Arguably, the definition of a microservices architecture is "not a monolith", in the sense that it's a distributed system not only with regard to support and infrastructure services but also with regards to business logic.
> 1) A monolith will have to consume a large amount of resources per request due to having all the models available at runtime. Lets say I have a system that handles 100 RPS but only 1 RPS uses that model, and that model is GB's of RAM and requires GPU, that means I will have to have this memory and GPU allocated for every request, making scaling much more costly. (Note: your mileage will vary depending on your complexity)
Needing a heavy model per-request is very much the exception rather than the rule; even if you're doing ML, for most cases you'd do that with a single shared copy of your model. If you're somehow loading a model for each request, surely you can just not do that for requests that don't need it?
> 2) A monolith is a central point of failure, if I make a mistake in that service it can affect all of my requests, rather than just the request that calls out to that microservice, this is a difference between my entire service going down and just a feature.
I can understand people doing that in languages like Python or especially Ruby, where metaclasses / monkeypatching mean that it's easy for one part of the code to interfere with another. But I think it's a mistake to apply that to more structured languages where it's relatively easy to have an enforced separation between different modules within a single deployable.
1. Yes, if you have an application that works this way you will have to manage your deployment to compensate. But you can use configuration as feature flags to keep a monolith but when you deploy it to X servers you enable one feature set and to Y servers you enable another. So you get the benefits of developing in a monolith but the isolation of microservices.
2. See #1, but also use proper error handling. It's been a while since I've seen a single request take down the whole app.
I wonder if this is why my issue is with the terminology, what you have described in 1 to me is a microservice architecture. I currently have a monorepo deploying microservices in order to get the benefits of developing in a monolith but with the isolation of microservices, but I do consider it a microservice architecture on the whole.
There are definitely ways each approach can approximate the benefits of the other:
- Microservices can be deployed as processes on the same machine and communicate over the loopback interface or domain sockets without much network-related risk. This is still more complicated than function calls, and I wouldn't quite call it a monolith.

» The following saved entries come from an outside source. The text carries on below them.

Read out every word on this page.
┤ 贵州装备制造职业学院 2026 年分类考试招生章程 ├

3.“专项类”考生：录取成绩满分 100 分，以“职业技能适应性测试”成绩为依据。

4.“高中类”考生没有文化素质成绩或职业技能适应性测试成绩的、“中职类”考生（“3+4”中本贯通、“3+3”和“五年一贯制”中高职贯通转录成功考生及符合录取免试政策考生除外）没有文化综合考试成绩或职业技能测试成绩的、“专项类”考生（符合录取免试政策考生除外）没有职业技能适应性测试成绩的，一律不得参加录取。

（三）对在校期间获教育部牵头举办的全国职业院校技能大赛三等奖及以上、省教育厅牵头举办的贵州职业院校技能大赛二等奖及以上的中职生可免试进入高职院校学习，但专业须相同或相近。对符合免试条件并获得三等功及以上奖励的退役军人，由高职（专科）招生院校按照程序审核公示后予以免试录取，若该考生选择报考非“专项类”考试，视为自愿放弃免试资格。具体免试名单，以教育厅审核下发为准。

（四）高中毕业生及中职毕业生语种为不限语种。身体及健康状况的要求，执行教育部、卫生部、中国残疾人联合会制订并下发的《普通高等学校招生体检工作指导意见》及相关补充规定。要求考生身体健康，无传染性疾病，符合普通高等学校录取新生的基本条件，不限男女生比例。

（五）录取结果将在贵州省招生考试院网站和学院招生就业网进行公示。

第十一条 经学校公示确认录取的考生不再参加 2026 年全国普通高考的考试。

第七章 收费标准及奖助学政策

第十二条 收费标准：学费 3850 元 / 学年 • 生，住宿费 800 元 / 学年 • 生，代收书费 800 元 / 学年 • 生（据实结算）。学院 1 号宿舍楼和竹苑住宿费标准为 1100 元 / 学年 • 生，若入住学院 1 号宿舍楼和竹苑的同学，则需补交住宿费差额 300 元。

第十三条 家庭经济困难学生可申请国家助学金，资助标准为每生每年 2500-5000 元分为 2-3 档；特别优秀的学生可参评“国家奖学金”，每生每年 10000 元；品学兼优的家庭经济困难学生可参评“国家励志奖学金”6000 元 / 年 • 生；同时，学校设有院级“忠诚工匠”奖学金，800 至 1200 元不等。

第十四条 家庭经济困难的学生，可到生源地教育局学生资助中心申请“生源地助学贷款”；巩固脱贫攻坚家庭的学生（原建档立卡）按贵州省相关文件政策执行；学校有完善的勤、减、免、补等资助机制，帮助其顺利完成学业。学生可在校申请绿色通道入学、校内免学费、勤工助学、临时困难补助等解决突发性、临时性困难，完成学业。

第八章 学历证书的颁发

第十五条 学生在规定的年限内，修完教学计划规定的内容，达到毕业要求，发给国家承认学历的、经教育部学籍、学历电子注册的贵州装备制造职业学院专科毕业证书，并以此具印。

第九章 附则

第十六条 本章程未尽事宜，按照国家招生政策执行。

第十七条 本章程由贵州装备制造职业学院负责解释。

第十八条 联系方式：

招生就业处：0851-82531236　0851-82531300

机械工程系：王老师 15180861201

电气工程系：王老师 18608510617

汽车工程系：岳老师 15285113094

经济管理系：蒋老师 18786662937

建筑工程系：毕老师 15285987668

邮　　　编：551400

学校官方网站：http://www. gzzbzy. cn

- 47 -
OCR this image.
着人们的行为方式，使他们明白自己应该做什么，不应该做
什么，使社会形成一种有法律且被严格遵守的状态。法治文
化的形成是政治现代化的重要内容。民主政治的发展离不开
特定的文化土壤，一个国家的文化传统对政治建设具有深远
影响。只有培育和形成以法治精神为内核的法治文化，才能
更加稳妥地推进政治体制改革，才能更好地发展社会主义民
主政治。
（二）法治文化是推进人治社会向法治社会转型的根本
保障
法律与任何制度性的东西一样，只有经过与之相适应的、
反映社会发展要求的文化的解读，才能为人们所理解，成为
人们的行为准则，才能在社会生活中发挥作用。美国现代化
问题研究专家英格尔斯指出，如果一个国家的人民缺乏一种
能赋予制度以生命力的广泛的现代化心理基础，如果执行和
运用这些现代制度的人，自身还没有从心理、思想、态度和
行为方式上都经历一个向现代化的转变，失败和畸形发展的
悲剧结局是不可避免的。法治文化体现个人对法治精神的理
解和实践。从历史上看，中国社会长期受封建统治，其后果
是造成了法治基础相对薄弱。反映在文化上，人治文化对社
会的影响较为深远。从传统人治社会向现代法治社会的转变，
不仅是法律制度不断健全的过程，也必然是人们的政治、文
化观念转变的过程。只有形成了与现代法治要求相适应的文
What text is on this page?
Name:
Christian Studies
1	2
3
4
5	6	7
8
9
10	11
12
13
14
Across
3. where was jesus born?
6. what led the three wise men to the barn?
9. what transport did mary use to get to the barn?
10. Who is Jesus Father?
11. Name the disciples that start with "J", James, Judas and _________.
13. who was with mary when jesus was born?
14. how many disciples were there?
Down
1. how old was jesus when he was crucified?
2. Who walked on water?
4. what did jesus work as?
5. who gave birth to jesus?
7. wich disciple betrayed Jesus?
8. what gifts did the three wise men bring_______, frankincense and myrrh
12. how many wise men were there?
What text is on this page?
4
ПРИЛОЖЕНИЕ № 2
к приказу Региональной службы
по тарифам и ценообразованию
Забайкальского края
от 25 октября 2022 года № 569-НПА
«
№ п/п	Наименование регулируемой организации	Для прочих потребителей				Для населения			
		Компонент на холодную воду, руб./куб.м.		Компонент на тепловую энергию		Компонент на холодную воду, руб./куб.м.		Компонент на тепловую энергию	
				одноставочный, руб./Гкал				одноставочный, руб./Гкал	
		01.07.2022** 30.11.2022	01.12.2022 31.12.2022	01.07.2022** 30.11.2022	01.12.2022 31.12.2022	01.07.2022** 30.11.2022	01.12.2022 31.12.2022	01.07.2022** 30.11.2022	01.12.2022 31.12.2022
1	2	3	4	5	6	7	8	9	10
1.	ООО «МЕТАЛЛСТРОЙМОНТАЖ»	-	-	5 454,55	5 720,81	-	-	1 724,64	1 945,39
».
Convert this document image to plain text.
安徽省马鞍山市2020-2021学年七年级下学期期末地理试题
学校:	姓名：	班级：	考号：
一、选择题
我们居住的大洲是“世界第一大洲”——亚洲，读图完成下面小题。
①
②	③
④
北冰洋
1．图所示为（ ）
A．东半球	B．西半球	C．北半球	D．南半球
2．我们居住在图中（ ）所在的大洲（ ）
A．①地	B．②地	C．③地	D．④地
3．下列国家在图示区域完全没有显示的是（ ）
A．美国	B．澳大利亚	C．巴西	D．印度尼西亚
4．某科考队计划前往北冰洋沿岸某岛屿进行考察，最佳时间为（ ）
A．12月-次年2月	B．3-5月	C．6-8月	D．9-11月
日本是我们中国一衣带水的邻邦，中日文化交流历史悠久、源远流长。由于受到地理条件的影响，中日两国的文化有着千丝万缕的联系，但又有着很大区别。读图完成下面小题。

- Monoliths can have traffic for different endpoints partitioned over different deployment groups. So the behavior of one endpoint can be changed independent of the others. But a module deep in the stack, potentially consumed by many endpoints, cannot be deployed on its own in a way that affects all its consumers. So I wouldn't quite call this microservices.
Nah, it can be one service just deployed with different configuration. Or as another commenter said, a different binary based on compilation flags/config.
Monolith doesn't mean you couldn't have fault tolerance, e.g. if the monolith is distributed. Monolith is just a term that means "all encompassing", or that "you've thought of everything". In contrast, a microservice is basically "I can't think of everything so I break up my system into smaller, easier to understand pieces, and hope for the best".
1) A monolith will have to consume a large amount of resources per request due to having all the models available at runtime. Lets say I have a system that handles 100 RPS but only 1 RPS uses that model, and that model is GB's of RAM and requires GPU, that means I will have to have this memory and GPU allocated for every request, making scaling much more costly. (Note: your mileage will vary depending on your complexity)
2) A monolith is a central point of failure, if I make a mistake in that service it can affect all of my requests, rather than just the request that calls out to that microservice, this is a difference between my entire service going down and just a feature.
These are just 2 I thought of off the top of my head, but I wonder why I seem to be out of step with HN consensus here.